What 2026 Could Look Like
Here is where the outlook starts to brighten, at least for pheasant hunters. North Dakota came through another mild winter heading into 2026, which is exactly the kind of survival condition that sustains adult bird populations between breeding seasons. Roosters that made it through 2025 and survived a mild winter are still on that landscape right now, ready to contribute to this year's hatch.
"Although hunters harvested fewer pheasants in 2025, we are optimistic after yet another mild winter, that the high pheasant population should carry through to 2026," Gross said.
That's not a guarantee, and Gross is careful to frame it that way. The fall forecast still depends heavily on what happens between now and September. Nesting success and brood survival are the variables that nobody can predict in February or March. A warm, dry June can flip the outlook fast. A cold, wet one can erase a strong adult base in a hurry.

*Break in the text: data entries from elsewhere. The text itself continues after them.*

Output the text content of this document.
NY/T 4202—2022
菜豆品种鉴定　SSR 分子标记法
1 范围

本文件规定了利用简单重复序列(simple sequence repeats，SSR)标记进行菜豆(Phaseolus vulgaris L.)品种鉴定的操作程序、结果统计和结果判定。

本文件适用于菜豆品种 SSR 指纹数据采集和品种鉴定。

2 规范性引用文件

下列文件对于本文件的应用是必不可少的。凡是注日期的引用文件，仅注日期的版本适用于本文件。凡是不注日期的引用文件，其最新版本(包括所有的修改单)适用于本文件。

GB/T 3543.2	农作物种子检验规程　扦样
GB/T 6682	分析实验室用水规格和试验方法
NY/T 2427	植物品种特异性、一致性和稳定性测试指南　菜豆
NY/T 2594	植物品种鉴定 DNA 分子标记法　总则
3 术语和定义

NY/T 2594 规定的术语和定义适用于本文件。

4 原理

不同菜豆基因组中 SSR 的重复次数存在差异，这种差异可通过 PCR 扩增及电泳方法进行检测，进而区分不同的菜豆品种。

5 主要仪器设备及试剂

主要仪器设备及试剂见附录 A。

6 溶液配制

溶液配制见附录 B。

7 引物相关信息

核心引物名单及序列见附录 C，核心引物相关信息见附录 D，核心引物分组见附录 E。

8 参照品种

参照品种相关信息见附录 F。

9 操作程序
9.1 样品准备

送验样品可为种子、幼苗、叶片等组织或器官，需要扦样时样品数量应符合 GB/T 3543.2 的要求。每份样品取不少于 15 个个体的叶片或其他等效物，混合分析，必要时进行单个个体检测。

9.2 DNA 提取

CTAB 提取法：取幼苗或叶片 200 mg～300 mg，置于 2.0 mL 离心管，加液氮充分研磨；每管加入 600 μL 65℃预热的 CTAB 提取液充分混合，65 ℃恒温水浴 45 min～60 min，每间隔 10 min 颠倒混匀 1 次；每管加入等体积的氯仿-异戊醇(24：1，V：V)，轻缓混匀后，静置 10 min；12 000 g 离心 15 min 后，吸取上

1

For hunters planning their fall trips into North Dakota, the honest answer right now is that the foundation looks solid — particularly for pheasants — but the picture will sharpen significantly once summer roadside counts come in. Those late summer surveys are the closest thing to a preview of what October will deliver, and paying attention to that data is worth the effort for anyone investing in licenses, travel, and time off.
Why Access Is the Conversation Nobody Wants to Have
There is something buried in Gross's comments about pheasant access that deserves a longer look. If roosters were plentiful enough post-season to suggest that access — not bird numbers — was the primary limiting factor for hunter success, that is a land access story as much as a wildlife management story.
North Dakota has a complicated relationship with public land and hunter access. The Walk-In Area program has helped open private acres over the years, but competition for good bird country is real, and the best-producing ground often belongs to private landowners with the power to decide who gets on and who doesn't. If the birds were there in 2025 and hunters still couldn't fill their limits, that gap between population and harvest is worth paying attention to — both for the state's wildlife managers and for hunters who want to do their homework before the season opens.
The Bottom Line for Hunters
North Dakota's 2025 upland season was down across all three major species — pheasants, sharptails, and gray partridge — driven primarily by a poor nesting year and, in the case of sharp-tailed grouse, likely compounded by West Nile virus pressure. Those are real factors that produced real declines in the field.
But the underlying adult pheasant population came through another mild winter in strong shape, and that provides genuine reason for optimism heading into 2026. The sharptail and Hun situations bear watching, as both species took harder hits and will need favorable conditions to rebound.
For hunters who have been on the fence about making a North Dakota trip, the smart move is to wait for the summer brood survey data before booking anything. If June cooperates and chick production bounces back, the 2026 season could look very different from 2025. If the weather turns wet again, the numbers may stay soft.
Either way, the adult birds are there. North Dakota's upland country still holds some of the best rooster hunting on the continent, and one tough season doesn't change that. What it does change is the homework required before showing up and expecting limits to fall the way they used to.